Para pemuda kelas pekerja tersebut awalnya hanya larut dalam zeitgeist bernama mod dan rudeboys. Dua subkultur ini pada akhirnya berevolusi menjadi sebuah subkultur baru bernama skinhead. Mereka mendengarkan musik yang sama, yakni ska dan cara berpakaian mereka pun serupa. Cara berpakaian mereka menunjukkan suatu identitas tertentu, yakni identitas kelas pekerja. Polo-shirt atau kemeja kotak-kotak berbalut jaket Harrington atau jaket bomber, celana jeans yang digulung, dan sepatu boots Dr. Martens. Sangat khas.
Berkumpulnya anak-anak kelas pekerja dengan balutan identitas serupa ini memudahkan mereka yang memiliki kepentingan politik di level elit untuk menyusupkan ide-ide mereka ke kalangan ini. Pada akhir 1960-an, para pemuda kelas pekerja tersebut bergerak ‘secara nasional’ dalam sebuah aksi yang mereka sebut Paki Bashing. Di sini, mereka melancarkan serangan kepada para imigran Pakistan yang mereka anggap merebut jatah pekerjaan mereka.
Memang tidak salah, tetapi juga tidak dapat dibenarkan. Para imigran tersebut memang sengaja dibiarkan datang ke Inggris untuk memacu kembali laju industri yang sempat mengalami stagnansi, bahkan kemunduran, di masa Perang Dunia II. Para imigran tersebut bisa dipekerjakan dalam jumlah besar dan upah yang murah sehingga secara hitung-hitungan ekonomi sangat menguntungkan bagi pelaku industri dan sang pelindung industri itu sendiri (baca: negara).

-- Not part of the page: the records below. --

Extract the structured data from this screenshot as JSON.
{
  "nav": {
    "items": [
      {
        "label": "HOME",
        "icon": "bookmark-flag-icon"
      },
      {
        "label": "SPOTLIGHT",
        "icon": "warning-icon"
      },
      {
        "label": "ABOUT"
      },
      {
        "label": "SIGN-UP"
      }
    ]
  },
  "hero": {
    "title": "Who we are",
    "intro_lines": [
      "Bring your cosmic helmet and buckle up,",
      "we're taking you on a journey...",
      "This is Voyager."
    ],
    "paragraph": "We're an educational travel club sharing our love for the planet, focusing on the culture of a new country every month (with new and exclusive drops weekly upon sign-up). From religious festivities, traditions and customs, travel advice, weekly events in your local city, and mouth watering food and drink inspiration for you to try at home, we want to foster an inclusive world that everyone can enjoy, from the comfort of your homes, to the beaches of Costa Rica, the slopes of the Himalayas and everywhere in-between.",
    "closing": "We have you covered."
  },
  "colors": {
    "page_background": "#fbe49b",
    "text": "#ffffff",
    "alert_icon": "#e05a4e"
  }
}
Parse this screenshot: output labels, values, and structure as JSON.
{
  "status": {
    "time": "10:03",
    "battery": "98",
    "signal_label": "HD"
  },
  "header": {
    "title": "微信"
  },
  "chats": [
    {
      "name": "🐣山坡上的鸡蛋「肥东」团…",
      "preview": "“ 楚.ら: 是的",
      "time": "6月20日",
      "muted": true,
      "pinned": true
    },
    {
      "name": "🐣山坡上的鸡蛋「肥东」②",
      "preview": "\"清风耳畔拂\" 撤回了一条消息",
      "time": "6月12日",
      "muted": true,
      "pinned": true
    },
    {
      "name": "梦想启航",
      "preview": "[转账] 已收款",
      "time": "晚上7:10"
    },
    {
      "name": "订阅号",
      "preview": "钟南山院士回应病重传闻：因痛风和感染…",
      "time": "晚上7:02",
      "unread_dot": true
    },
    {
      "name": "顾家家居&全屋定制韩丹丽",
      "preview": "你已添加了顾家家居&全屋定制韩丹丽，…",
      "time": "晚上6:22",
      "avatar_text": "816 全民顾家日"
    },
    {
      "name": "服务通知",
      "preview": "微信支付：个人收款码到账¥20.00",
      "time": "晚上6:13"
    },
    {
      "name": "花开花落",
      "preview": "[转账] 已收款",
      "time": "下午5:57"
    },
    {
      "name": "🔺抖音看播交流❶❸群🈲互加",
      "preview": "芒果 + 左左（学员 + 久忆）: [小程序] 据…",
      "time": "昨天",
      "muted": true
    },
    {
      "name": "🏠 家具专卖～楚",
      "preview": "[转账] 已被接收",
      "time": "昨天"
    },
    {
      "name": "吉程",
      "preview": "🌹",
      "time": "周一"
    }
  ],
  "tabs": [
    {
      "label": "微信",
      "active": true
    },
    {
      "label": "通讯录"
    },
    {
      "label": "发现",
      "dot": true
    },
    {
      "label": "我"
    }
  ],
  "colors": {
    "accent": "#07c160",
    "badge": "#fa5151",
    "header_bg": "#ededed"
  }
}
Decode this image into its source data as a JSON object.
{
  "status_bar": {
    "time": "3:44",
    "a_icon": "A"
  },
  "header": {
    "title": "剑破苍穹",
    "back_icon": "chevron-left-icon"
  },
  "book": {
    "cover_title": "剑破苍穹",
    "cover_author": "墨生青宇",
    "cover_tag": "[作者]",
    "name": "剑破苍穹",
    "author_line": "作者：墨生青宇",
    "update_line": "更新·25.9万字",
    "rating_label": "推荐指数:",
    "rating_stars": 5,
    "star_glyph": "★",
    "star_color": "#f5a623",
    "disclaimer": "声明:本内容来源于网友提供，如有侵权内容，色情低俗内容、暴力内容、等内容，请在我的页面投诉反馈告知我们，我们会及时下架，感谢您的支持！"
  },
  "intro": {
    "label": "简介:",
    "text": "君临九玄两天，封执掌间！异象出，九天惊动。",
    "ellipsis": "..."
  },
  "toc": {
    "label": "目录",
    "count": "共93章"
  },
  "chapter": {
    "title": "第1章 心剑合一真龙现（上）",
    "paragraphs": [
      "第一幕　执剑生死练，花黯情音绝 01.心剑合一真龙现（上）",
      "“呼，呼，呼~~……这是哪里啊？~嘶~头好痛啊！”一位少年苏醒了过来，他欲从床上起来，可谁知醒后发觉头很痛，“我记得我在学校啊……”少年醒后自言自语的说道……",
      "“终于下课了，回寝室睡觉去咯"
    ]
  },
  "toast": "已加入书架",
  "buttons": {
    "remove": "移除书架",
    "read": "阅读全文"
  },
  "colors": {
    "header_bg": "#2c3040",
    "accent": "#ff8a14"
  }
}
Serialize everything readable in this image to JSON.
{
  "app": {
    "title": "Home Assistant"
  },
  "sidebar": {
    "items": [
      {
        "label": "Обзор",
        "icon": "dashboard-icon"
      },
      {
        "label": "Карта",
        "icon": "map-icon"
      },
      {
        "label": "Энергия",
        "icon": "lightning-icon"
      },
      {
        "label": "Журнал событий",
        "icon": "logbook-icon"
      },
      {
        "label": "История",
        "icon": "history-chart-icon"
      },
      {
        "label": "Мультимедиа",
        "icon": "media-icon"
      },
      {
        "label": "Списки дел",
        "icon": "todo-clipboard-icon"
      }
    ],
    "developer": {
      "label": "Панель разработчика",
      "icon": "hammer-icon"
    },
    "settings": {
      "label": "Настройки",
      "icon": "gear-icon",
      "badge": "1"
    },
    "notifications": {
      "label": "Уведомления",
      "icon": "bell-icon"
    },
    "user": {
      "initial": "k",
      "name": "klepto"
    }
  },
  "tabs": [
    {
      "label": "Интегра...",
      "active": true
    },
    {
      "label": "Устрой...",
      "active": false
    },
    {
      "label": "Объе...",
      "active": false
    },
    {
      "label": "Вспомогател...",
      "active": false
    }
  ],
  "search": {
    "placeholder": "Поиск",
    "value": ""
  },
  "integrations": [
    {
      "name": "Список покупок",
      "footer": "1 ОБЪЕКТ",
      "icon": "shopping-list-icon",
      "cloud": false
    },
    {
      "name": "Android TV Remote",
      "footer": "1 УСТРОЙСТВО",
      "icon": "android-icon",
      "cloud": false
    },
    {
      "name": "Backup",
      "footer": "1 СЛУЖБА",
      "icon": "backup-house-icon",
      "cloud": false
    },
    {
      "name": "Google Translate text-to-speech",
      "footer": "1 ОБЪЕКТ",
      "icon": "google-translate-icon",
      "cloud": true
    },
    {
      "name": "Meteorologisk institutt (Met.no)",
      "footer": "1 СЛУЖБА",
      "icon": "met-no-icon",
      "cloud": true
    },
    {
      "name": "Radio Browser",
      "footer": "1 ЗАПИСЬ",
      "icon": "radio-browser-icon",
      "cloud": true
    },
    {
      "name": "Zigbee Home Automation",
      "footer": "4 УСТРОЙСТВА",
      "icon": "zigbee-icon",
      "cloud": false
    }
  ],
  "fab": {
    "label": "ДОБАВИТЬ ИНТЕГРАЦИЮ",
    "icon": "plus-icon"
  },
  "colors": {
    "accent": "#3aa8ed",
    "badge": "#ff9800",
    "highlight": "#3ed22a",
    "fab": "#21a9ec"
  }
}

Peristiwa Paki Bashing ini ternyata tidak berhenti sampai di era 1960-an itu saja. Sentimen rasial (berlatar belakang ekonomi) ini tak kunjung berhenti bahkan hingga saat ini. Film “This Is England” arahan Shane Meadows menunjukkan bahwa di era 1980-an, sentimen tersebut masih sangat kuat terasa. Film itu sendiri diangkat dari pengalaman pribadi Meadows yang sempat menjadi anggota kelompok skinhead di daerah Midlands. Tidak hanya itu, Meadows muda juga sempat mengikuti rapat-rapat yang diadakan National Front, sebuah partai politik (sekarang sudah tidak aktif) berhaluan kanan ekstrem.
Bicara soal Midlands, berarti bicara soal wilayah industri dan bicara soal wilayah industri, berarti kita bicara soal kelas pekerja. Khalid Rehman adalah seorang imigran Pakistan yang tinggal di salah satu kota di wilayah Midlands, yakni Birmingham. Khalid Rehman adalah seorang pendukung fanatik Aston Villa yang sangat rajin datang ke Villa Park di medio 1980-an. Tuan Rehman tidak peduli pada kemungkinan bahwa ia bisa saja menjadi satu-satunya orang Asia di kerumunan Villa Park. Ia sangat mencintai sepak bola dan ternyata, kecintaannya pada sepak bola menurun kepada dua putranya.
Pasangan Khalid dan Farah Rehman memiliki enam orang anak; dua di antaranya laki-laki. Anak laki-laki tertua bernama Rizwan, sedangkan adiknya bernama Zeshan. Mereka berdua akrab disapa Riz dan Zesh. Mengetahui bahwa Riz dan Zesh sangat mencintai sepak bola seperti ayahnya dan memiliki bakat di bidang tersebut, keluarga Rehman memberikan dukungan penuh kepada keduanya untuk mengejar impian di sepak bola. Anak-anak perempuan di keluarga Rehman bahkan rela tidak memiliki boneka baru supaya Riz dan Zesh bisa memiliki perlengkapan sepak bola yang dibutuhkan untuk berlatih.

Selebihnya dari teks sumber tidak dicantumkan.